April 19, 2024 - 1:55pm

For most political organisations, it would be a major scandal if one of their leaders were on trial for using a Nazi slogan in the 21st century. Not so for Germany’s second most popular party, the Right-wing Alternative für Deutschland (AfD). One of its most prominent faces, Björn Höcke, arrived in court yesterday, accused of borrowing a campaign slogan from the Nazis’ SA stormtroopers. Yet the most pertinent question is not how far to the Right the AfD has drifted, but why this doesn’t seem to have harmed its electoral prospects.

There have been so many revelations about far-Right extremism in the AfD recently that the Höcke trial is struggling to make headline news in Germany. A report earlier this year made public that high-ranking AfD members had attended a meeting of neo-Nazi activists where a “master plan” was discussed that involved mass deportations from Germany should the party come to power. Large street protests followed, but neither they nor the report itself seemed to invalidate the AfD as a voting option for nearly a fifth of the German electorate.

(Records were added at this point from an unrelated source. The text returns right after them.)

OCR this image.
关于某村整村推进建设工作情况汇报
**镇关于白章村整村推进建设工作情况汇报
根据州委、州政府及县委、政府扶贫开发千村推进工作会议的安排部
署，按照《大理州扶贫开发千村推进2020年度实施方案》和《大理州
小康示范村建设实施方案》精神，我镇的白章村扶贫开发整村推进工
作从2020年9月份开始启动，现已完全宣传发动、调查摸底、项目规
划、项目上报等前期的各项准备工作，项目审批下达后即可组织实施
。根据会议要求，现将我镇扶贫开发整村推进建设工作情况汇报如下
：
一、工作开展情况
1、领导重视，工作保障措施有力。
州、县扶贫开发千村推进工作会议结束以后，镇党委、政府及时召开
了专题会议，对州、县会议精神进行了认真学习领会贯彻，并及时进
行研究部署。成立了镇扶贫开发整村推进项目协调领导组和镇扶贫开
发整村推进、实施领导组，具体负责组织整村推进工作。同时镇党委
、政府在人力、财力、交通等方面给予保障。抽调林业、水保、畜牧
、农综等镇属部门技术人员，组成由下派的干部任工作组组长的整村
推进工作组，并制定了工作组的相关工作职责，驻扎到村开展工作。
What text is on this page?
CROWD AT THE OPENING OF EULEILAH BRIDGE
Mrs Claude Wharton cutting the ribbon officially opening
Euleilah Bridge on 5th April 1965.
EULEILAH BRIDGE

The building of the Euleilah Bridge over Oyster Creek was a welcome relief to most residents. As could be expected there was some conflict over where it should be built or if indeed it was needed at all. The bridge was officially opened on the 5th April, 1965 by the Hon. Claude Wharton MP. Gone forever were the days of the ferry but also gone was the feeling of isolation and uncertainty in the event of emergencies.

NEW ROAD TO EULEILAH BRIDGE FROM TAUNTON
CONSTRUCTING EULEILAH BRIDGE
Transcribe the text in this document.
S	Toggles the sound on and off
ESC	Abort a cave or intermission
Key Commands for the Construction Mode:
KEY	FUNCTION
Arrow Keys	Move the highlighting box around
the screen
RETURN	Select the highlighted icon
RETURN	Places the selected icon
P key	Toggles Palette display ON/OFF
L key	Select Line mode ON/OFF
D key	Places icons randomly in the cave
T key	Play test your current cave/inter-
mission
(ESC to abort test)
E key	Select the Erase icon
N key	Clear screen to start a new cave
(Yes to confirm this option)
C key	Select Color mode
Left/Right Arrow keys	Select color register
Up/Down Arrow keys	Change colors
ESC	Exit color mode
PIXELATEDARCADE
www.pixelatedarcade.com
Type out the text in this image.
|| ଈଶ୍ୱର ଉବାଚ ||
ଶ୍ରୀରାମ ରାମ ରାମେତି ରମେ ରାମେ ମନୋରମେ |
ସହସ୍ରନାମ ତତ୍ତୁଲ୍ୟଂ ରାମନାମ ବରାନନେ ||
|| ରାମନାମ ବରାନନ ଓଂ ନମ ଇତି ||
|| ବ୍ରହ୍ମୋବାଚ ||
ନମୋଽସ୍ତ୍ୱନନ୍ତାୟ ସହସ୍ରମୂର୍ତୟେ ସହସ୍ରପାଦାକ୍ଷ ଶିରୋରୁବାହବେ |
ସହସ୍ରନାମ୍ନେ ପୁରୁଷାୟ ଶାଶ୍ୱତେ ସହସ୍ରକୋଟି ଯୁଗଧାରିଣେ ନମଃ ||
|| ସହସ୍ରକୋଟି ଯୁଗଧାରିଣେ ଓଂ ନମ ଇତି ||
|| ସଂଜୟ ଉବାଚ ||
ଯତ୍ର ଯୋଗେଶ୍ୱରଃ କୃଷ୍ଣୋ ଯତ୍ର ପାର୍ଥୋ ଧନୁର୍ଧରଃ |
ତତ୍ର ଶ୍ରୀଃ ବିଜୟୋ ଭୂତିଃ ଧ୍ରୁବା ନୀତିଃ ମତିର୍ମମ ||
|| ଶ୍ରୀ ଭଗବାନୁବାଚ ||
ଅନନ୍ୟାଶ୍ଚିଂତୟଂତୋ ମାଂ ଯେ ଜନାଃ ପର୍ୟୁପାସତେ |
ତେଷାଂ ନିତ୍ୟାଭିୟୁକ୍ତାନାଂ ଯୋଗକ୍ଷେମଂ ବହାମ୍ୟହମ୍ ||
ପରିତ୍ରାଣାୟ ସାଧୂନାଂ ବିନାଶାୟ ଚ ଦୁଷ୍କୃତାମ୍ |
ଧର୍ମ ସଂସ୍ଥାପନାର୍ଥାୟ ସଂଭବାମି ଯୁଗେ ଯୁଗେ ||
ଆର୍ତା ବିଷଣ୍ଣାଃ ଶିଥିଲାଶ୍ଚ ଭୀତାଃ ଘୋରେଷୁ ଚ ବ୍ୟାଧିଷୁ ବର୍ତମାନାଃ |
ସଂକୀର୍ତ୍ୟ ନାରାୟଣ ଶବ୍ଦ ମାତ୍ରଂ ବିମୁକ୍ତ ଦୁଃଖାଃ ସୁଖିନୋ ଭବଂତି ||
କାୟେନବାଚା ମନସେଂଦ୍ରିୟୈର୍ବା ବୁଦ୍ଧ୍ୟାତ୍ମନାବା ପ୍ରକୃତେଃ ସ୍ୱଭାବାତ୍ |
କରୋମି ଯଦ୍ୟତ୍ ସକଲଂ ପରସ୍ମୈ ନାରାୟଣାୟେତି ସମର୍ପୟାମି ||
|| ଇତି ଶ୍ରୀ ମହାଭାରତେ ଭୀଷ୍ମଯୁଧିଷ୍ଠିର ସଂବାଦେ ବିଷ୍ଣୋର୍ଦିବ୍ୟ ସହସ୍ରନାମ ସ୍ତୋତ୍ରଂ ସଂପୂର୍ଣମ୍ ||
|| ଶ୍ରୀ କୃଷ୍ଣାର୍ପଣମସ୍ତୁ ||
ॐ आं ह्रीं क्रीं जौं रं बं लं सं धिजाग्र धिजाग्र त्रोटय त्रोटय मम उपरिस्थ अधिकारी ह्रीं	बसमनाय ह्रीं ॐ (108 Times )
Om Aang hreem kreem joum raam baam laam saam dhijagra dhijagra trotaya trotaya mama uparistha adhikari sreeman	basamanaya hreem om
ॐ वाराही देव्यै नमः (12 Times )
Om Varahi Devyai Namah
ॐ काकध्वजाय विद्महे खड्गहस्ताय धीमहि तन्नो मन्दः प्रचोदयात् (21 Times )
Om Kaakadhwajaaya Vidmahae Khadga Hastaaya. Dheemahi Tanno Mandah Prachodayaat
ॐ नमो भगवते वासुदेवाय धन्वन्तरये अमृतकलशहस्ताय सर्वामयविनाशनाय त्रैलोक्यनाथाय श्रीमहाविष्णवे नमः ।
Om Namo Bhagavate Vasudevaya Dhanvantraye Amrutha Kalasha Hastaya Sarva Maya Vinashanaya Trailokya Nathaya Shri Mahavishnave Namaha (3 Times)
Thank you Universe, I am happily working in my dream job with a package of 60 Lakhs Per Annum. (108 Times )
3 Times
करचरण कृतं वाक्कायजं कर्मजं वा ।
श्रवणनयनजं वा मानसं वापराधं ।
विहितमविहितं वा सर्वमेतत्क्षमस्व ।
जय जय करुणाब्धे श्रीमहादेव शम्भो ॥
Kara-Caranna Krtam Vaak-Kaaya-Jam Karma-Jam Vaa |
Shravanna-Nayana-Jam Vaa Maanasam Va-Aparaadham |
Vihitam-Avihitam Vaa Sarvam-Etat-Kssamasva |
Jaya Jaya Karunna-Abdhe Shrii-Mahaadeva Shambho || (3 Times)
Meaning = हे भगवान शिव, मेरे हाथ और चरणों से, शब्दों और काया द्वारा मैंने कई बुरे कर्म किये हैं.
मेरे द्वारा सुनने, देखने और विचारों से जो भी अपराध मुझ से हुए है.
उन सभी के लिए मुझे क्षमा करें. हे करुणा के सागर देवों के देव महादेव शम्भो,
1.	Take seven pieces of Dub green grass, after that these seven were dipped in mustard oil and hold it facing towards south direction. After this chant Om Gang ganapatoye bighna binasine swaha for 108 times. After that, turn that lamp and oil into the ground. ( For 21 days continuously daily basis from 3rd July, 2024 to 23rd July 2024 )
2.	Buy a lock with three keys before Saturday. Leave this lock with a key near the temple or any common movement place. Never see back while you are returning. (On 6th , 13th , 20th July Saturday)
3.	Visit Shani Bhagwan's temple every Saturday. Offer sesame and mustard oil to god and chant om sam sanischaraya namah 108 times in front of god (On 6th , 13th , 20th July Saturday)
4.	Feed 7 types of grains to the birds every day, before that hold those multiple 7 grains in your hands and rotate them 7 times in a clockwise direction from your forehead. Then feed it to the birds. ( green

The Höcke trial is also unlikely to shock voters away from the party, but it’s significant for the fact that the politician could face up to three years in prison. Later this year, there are European elections and regional elections in three of Germany’s 16 states: Brandenburg, Saxony and Thuringia. All three are in the former East Germany, where the AfD is currently polling as the strongest political party. Höcke himself is running to become Minister-President of Thuringia — a powerful position in Germany’s federal system that devolves areas such as education to the states.

So what Höcke will say and do in the course of this trial matters. Denying that he ever said the words Alles für Deutschland, or “Everything for Germany”, is difficult because the 2021 speech where he is accused of having used the slogan was public. He also knows, like every German, that the symbols of unconstitutional organisations are illegal in Germany, and that goes for swastikas as it does for Nazi phrases.

Alles für Deutschland was so central to the SA’s ideology that it was even engraved on its service daggers. Having moved in far-Right circles for years, Höcke will be well aware of that. He is also a trained history teacher. Yet he chose to claim ignorance, turning up in the courtroom with a history book under his arm, presumably to show that it doesn’t mention the SA phrase.

This strategy is interesting because it seems to indicate that the AfD is still trying to build respectability in the same way that other Right-wing figures such as Marine Le Pen have done to stretch their parties’ appeal into the centre of society. The AfD now chooses words such as “normal” and “conservative” to describe its positions. In his recent TV appearance, Höcke also tried his best to frame AfD policies in a way that took the hard-Right edge off of them.

But whether Höcke even needs to watch his language beyond ensuring that he stays out of prison is doubtful. The last few months have shown that AfD voters will not return to the political centre ground because party politicians are shown to embrace extreme positions. The established parties really ought to have strategies up their sleeves which go beyond banking on the “demasking” of the AfD. The truly shocking fact about the Höcke trial is not that someone regarded as a far-Right extremist by Germany’s domestic intelligence agency may actually be a far-Right extremist, but that he is still on track to win his election regardless.


Katja Hoyer is a German-British historian and writer. She is the author, most recently, of Beyond the Wall: East Germany, 1949-1990.